Not sure what that means. I've bumped into more than a few folks in that business in my time, and none of them were stupid.

Short-sighted? Greedy? Selfish?

Maybe... but stupid?

Nope.

So Florida is having second thoughts about the thesis that brought him fame and fortune and a tenured post at U of T. Gather up all the young creative disrupters you can and turn them loose on your town. Great things will happen!

Mostly what's happened is the young creatives can no longer afford to live in Toronto.

So it was a beautiful canoe trip. You don't really get into cottage country till you're three quarters of the way down the lake. There was still spots of snow on the ground here and there and I set out a little apprehensive; after all, the historical record of me and canoe trips would suggest there's at least a 50/50 chance of ending up in the drink.

Thank goodness I beat the odds yesterday. The water was really really cold and I couldn't find a life-jacket anywhere.

Doug Saunders had a bit of a mystifying opinion piece in the paper, all about George Soros. Here's the head-scratcher that caught my eye; "One of Europe's most important higher education institutions, Central European University..."

Huh?

CEU was founded twenty-five years ago and has less than 1500 students. We're talking about Europe here. Universities are hundreds of years old and have tens of thousands of students. By what metric might CEU be considered one of Europe's most important higher education institutions?

Come on, Doug. You destroy your own cred with that kind of hyperbole.

But I suppose it can be deemed important in the context of writing hagiography for Soros. CEU is a Soros project from end to end, and Doug's opinion piece this weekend was determined to show the old greed-bag in a good light.

Soros is certainly an interesting character study. On the one hand, he lobbies for higher taxes on billionaires like himself.
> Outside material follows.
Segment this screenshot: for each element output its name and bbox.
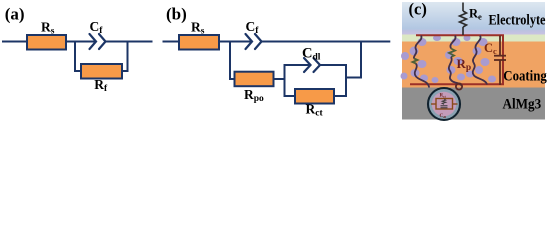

On the other, he's not shy about availing himself of every tax dodge he can.

On one hand he likes to portray himself as a victim of Antisemitism.  In Israel he's widely considered one of the greatest Antisemites of the modern era.

Soros has partnered for many years with the National Endowment for Democracy, the US government funded "NGO" working non-stop to make the world safer for Soros-style financial looting. By and large it's a strategy that has worked well.

There's the odd hiccup, however. Hungarian president Oban for one has seen through the "open society" schtick, as in being "open" to world class billionaire currency speculators like Soros doesn't necessarily mean good things for the man or woman on the ground in Budapest. Hence the squabble over Soros U.

At no point does Saunders address the obvious elephant in the room; billionaires just have too much money. Whether it's the Koch boys spreading Tea Party goodness or Soros pushing his "open society" agenda, a little tweaking of the tax code would go a long way toward cutting out this foolishness.

We live in messed up times. Former Soros business partner and fellow billionaire, current POTUS Donny J did a 180 on US foreign policy the other day because he saw some "beautiful babies" die on TV.

The Tomahawks were in the air before you could ask for an independent  investigation into that alleged war crime.

It's all too much for me. I think I'll just sit tight and plan my next paddle.